Chinese Whispers in requirements discovery
The child’s game, referred to in English as Chinese Whispers, is one in which children, typically seated in a circle, receive a whispered message from the person on one side and whisper it to the person on their other side. The last person in the circle has to say out loud what they they heard.
To the delight of the children, this usually has nothing to do with the original message. Unfortunately the process of requirements discovery also displays some of the characteristics of the child’s game. The more links in chain, the more likely that there is miscommunication.
Business analyst – Problem or Solution?
Perhaps the easiest way of solving this problem is for the person with the requirements to talk directly to the person who will provide a solution. This minimises the number of people in the chain and consequently the possibilities for misunderstanding.
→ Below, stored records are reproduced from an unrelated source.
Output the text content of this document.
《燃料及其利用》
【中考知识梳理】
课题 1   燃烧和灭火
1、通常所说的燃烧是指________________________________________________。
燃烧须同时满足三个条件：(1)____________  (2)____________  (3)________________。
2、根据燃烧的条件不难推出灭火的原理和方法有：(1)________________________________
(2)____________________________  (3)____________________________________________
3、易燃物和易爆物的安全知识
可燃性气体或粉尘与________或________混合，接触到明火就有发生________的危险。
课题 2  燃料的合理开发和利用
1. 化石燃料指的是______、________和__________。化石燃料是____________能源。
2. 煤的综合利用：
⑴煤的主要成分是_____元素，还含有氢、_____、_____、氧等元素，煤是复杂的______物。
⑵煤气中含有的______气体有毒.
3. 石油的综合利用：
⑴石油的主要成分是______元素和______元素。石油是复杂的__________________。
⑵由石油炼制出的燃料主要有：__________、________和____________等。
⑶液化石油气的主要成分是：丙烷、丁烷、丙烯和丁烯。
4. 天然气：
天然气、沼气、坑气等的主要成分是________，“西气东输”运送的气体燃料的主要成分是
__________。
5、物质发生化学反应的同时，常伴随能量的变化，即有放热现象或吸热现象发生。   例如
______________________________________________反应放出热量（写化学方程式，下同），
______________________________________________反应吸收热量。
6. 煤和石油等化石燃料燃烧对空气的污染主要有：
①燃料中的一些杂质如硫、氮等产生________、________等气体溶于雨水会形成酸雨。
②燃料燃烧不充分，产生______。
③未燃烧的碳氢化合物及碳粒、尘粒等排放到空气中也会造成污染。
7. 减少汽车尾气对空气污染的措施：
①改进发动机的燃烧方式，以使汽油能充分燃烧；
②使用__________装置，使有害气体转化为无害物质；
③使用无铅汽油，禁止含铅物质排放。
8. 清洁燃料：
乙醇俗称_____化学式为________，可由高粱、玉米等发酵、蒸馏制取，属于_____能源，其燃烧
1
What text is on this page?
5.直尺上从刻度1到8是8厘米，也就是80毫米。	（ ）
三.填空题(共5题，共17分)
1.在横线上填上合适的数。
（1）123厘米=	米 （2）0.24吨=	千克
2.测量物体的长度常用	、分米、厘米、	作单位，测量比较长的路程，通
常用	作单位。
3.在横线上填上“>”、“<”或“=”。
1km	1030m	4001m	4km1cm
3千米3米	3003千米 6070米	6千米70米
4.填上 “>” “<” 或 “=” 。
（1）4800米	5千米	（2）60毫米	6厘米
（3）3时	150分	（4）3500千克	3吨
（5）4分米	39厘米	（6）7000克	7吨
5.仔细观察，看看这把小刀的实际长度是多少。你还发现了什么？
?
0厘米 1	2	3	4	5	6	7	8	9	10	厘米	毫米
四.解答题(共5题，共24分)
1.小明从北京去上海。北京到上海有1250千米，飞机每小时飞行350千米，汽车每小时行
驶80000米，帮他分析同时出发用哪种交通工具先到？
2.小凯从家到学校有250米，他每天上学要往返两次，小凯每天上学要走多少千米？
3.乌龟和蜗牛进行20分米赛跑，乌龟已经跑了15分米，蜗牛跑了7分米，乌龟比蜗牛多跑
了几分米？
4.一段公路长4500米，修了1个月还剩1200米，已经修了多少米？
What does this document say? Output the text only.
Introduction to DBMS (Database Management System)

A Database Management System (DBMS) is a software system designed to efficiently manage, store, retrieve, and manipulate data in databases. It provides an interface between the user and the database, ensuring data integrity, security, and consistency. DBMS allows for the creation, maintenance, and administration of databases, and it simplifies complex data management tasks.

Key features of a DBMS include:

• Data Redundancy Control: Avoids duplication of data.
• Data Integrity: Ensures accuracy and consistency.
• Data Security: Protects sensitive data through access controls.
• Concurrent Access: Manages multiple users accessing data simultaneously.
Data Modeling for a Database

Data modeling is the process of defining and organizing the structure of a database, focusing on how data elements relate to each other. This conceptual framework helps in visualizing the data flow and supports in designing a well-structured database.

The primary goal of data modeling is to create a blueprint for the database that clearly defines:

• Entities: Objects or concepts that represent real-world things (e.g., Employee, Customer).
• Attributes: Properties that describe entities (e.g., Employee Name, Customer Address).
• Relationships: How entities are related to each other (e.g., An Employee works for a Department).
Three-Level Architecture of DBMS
Some ‘agile’ projects work this way, often with great success. Sometimes with not such great success.
The job of the business analyst is to listen to the person with the requirements and to pass on these requirements to the people who will participate and cooperate in the provision of a solution. So what value add does the business analyst offer?
If the business analyst is simply acting as a relay, the answer to this question is, ‘very little – if anything’. In fact, if the person with the need is capable of clearly defining the problem to be solved and the requirements that any solution must satisfy, the business analyst would be redundant.
What can the business analyst bring to the party?
The value of the business analyst rests on their capability to deal with issues such as the following:
- the problem is often not well understood or well defined
- the solution attacks a symptom rather than an underlying problem
- the requirements are not well expressed
- there are usually many people with specific, perhaps personal, goals and requirements
- the budget may not be sufficient to satisfy all the requirements
- requirements, and even goals, may be mutually conflicting
- suggested solutions may not be culturally feasible
- the implemented requirement improves one bit of a process but worsens the overall outcome
- the requirement satisfies a group of stakeholders, but not all of them
- continuous reinvention of the wheel
and so on.
To be of value, the business analyst needs to do much more than simply pass on a message.
Business analysts analyse business problems
The business analyst (BA) must get to the root of a problem or the essence of an opportunity. They must frame requirements without unilaterally imposing an arbitrary solution. They usually need to assist concerned parties in creating a common understanding of the business problem or opportunity that is being targeted by the project. They often need to negotiate with with the business and with IT in order to identify an approach to a solution that recognises constraints, priorities, benefits and risks.